Lydia Fotopoulou in the play based on Camille Claudel's letters
Zdravka Mihaylova
for GRReporter
Last year in one of the largest hospitals in Athens, ‘Sotiria’ was implemented the project "The hospital as a place of memory and pain" the goal of which was to revive hospitals through art. The four-year Urban Dig Project (Excavating cultural phantoms in the modern city) of the performing arts company Όχι παίζουμε is still running. The project focuses on excavations of urban landscape and cultural history of the contemporary city. Within its scope for a second year in a row the music and theatre play ‘Moskov Selim’ is performed, based on the last story of the famous Greek writer G. Vizyinos almost unknown in Bulgarian translation. Its stage is a desolate orchestra hall in Ωδείο Αθηνών – the Athens Conservatory where the author had taught the last two years before his confinement to the mental institution of Dromokaition in Daphne, where he died in 1896. The performances comprise of theatre of movement, music, dance, installations, and afterwards specially invited guest artists tell the audience about their work aiming to unveil the secrets and cultural phantoms in the urban environment.

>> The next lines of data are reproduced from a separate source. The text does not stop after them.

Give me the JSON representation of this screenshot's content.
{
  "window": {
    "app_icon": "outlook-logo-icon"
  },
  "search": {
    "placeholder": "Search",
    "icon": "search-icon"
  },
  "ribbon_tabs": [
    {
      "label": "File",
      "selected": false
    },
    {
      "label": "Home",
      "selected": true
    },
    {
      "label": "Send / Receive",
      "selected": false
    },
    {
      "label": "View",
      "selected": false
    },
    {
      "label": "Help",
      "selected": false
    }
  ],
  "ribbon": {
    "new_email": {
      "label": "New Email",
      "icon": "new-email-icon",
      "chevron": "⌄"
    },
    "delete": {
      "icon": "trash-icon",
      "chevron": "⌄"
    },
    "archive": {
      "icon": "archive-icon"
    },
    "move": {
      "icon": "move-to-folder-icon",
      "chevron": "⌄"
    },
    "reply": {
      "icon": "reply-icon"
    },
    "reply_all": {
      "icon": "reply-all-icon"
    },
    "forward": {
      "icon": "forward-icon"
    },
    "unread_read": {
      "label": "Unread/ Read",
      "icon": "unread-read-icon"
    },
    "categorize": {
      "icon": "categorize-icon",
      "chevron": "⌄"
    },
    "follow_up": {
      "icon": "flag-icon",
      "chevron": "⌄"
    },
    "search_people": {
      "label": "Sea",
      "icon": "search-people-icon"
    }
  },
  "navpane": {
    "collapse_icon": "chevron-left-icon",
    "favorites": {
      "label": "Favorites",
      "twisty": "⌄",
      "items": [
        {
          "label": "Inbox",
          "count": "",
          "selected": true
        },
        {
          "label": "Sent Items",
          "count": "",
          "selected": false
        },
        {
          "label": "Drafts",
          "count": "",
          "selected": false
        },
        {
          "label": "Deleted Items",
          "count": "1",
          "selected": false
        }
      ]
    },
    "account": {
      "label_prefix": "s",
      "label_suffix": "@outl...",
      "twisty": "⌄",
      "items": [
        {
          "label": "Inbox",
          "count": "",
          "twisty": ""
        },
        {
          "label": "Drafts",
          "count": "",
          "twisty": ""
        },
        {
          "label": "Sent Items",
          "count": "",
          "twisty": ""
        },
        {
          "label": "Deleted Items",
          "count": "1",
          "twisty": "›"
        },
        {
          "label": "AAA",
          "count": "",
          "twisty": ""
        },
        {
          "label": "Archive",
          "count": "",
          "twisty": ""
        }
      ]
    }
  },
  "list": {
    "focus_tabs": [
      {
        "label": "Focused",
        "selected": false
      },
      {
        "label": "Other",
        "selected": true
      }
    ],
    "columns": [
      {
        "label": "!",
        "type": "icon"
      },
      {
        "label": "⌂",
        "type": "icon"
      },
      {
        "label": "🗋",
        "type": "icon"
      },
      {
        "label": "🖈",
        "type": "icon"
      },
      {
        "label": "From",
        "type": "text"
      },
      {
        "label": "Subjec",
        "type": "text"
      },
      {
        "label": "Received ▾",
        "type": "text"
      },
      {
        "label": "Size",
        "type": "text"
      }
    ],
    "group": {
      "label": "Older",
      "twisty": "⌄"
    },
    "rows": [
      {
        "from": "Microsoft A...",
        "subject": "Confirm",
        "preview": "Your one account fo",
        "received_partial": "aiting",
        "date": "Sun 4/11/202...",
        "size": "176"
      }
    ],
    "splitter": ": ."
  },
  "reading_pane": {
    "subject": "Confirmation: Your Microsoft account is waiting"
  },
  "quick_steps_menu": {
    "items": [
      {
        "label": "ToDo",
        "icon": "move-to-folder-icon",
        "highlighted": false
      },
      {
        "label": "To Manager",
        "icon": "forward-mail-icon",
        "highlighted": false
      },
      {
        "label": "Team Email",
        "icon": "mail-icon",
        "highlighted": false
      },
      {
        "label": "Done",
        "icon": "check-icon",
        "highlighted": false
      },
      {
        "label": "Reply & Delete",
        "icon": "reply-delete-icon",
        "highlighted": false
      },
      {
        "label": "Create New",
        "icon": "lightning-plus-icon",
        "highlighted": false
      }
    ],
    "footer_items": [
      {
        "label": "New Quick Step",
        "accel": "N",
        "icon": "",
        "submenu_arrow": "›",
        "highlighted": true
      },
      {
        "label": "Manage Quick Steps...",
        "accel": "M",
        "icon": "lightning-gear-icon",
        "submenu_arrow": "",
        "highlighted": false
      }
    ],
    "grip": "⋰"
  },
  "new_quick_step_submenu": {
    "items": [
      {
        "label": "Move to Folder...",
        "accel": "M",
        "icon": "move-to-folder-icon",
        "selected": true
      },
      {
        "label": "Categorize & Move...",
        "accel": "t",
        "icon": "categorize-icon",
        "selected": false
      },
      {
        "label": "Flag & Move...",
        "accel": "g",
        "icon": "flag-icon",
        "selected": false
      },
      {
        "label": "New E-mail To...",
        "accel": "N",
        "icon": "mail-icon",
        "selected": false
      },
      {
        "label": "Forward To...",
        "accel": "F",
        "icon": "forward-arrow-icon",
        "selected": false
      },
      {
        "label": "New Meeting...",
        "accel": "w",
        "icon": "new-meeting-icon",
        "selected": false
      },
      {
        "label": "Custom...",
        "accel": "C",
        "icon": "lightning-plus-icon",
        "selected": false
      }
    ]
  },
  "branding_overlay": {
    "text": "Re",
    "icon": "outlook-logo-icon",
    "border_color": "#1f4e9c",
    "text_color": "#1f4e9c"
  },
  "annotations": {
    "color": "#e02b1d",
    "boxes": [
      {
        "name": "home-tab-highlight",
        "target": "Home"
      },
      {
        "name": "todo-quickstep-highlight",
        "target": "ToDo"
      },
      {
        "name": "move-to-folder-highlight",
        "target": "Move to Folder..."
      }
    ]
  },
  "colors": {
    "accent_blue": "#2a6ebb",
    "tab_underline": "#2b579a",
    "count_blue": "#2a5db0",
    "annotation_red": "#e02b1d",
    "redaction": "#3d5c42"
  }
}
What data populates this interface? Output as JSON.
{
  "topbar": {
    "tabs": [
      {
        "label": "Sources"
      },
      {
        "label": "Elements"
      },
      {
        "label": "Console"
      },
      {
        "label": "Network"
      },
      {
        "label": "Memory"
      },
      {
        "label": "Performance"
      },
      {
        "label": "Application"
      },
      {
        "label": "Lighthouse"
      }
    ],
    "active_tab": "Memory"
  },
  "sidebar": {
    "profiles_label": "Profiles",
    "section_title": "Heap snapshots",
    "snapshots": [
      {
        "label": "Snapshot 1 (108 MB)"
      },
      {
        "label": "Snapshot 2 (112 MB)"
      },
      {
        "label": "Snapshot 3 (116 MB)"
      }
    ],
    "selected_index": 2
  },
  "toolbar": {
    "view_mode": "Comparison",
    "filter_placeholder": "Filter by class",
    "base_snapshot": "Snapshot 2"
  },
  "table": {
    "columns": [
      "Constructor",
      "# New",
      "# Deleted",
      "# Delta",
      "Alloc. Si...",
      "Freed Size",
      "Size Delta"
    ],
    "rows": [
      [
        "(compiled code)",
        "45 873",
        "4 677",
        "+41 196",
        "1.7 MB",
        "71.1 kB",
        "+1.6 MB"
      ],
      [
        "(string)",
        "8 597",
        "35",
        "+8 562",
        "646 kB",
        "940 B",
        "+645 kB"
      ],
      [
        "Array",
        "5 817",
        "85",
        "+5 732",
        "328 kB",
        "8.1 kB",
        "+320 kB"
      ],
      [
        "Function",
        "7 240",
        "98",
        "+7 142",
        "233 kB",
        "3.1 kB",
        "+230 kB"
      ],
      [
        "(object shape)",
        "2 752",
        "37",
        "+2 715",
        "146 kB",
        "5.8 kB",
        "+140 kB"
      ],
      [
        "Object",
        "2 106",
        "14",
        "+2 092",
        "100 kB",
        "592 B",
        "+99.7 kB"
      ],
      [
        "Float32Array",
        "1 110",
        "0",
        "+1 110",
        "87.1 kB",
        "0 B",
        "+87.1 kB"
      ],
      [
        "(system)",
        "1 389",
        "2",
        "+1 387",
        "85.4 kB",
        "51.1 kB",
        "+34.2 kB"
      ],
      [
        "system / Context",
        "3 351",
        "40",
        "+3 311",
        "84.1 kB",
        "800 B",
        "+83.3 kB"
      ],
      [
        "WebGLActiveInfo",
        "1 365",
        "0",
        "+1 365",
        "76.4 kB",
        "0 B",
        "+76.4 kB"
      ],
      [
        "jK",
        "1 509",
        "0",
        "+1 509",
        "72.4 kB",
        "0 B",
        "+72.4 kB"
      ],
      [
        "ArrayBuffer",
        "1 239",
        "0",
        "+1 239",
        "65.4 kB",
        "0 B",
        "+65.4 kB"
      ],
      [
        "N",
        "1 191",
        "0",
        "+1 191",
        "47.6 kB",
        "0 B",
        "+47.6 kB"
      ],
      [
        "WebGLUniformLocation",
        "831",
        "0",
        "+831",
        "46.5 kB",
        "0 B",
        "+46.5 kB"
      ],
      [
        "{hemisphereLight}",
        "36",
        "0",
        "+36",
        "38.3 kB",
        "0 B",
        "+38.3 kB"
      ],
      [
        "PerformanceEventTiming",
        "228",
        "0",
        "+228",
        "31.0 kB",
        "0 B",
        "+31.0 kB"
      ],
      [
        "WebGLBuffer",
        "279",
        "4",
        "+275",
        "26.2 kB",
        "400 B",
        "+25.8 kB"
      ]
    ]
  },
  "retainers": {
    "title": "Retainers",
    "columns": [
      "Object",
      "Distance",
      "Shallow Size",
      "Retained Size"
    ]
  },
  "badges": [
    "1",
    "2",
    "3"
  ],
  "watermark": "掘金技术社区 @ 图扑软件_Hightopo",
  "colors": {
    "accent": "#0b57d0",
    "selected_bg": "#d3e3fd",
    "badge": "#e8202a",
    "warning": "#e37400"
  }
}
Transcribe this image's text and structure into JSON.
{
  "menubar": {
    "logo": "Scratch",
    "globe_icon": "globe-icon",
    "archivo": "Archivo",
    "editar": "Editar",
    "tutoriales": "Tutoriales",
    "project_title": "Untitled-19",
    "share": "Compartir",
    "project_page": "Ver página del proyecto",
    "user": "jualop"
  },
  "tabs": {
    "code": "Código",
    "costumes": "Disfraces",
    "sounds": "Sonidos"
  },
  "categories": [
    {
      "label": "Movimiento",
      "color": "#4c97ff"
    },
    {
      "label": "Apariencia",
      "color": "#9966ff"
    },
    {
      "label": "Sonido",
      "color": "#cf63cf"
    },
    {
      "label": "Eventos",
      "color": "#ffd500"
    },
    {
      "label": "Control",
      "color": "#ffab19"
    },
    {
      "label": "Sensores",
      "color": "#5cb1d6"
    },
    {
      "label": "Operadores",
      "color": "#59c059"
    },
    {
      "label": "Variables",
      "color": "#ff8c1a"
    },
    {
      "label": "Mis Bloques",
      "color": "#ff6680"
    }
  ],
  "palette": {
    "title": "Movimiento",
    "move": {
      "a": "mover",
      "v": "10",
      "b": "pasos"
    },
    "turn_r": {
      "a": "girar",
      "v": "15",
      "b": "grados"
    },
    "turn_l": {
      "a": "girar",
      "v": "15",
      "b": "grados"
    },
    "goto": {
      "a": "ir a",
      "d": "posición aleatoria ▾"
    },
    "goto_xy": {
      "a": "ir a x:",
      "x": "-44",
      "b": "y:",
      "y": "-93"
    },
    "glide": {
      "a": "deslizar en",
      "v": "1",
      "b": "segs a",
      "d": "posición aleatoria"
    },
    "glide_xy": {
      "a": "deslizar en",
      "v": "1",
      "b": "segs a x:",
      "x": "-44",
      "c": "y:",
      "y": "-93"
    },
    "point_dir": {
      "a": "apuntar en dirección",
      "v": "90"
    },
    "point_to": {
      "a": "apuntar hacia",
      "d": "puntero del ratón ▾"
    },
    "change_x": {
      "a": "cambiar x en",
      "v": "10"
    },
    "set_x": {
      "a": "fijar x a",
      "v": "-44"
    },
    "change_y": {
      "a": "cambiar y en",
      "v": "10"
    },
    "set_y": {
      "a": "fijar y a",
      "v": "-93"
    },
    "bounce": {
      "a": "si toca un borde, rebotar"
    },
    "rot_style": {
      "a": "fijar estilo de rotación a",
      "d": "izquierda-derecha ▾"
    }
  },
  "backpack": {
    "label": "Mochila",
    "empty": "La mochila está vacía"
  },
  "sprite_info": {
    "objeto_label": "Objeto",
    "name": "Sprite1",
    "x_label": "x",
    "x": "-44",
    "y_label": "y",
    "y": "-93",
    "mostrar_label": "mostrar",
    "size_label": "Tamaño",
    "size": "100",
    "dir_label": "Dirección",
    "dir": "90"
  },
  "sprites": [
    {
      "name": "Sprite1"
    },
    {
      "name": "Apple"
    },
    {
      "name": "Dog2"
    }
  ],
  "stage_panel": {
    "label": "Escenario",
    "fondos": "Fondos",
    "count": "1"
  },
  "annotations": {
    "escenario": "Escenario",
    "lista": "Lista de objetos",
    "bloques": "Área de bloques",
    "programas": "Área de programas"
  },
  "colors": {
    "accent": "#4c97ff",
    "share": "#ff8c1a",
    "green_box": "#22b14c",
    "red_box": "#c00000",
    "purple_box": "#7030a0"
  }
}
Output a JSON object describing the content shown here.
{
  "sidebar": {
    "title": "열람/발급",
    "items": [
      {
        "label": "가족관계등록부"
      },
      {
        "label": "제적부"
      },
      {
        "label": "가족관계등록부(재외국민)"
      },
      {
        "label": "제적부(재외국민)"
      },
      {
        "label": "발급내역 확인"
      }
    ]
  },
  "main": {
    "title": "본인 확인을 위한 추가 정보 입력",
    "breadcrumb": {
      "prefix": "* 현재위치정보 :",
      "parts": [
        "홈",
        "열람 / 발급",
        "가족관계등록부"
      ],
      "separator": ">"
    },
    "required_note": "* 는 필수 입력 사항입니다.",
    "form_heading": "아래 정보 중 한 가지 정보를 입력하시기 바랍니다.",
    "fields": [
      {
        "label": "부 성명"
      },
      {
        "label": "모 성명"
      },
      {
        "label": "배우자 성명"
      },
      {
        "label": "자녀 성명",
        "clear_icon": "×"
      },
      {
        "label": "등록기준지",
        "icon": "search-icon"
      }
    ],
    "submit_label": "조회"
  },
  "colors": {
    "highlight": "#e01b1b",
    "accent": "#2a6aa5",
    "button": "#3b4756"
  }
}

Full of pain are the eighty graphics by the famous Norwegian painter Edvard Munch arranged in the private museum Iraklidon within the ‘Beyond the Cry’ exhibit until February 27. It does not show the famous painting ‘The Scream’ by the Norwegian bohemian, visiting cafes where absinthe is served as aperitif before morphine. Munch possess the unique capability to diagnose - in the words of the Austrian expressionist Oskar Kokoschka – the hysterical fear behind what is called social progress. The painter of pain and death experienced the horror of personal loss yet in his infancy and was able to transform it into artistic inspiration. The idea to show his graphics in Iraklidon was conceived in 2007, when an exhibition of Toulouse Lautrec was arranged at the same museum. Although they lived at the same time, Lautrec turned to joy of life and revelries. But Munch, who had suffered a nervous breakdown, shows the darker side of life and some of his paintings bear indicative titles - "The Sick Child", "Melancholy," "Anxiety", "Vampire".
A painting that one could not help confuse with Munch’s ‘The Scream’, however, is to be seen in the groundbreaking document exhibition titled "Cause of death: euthanasia" (21/1 to 13/3) arranged in the Benaki Museum (138 Piraeus Avenue). The exhibition was opened recently in partnership with the Hellenic Psychiatric Association. It presents 96 works from the Prinzhorn collection, painted by 18 artists with mental diseases who became victims of the Nazis' inhumane program for "treatment" by euthanasia in the period 1939-1944.
In Nazi Germany modern art was dubbed as degenerate art and was banned as it did not correspond to ancient Greek and Roman aesthetic patterns. Significant works of art were destroyed, and artists like Otto Dix, Max Beckmann, Ernst Kirchner, Paul Klee were banished from the country. The art by those in mental institutions was also deemed degenerate. If today the works of such individuals are encouraged as a way of expression and socialization, in Nazi Germany they were a “free ticket” for their creators to the gas chambers.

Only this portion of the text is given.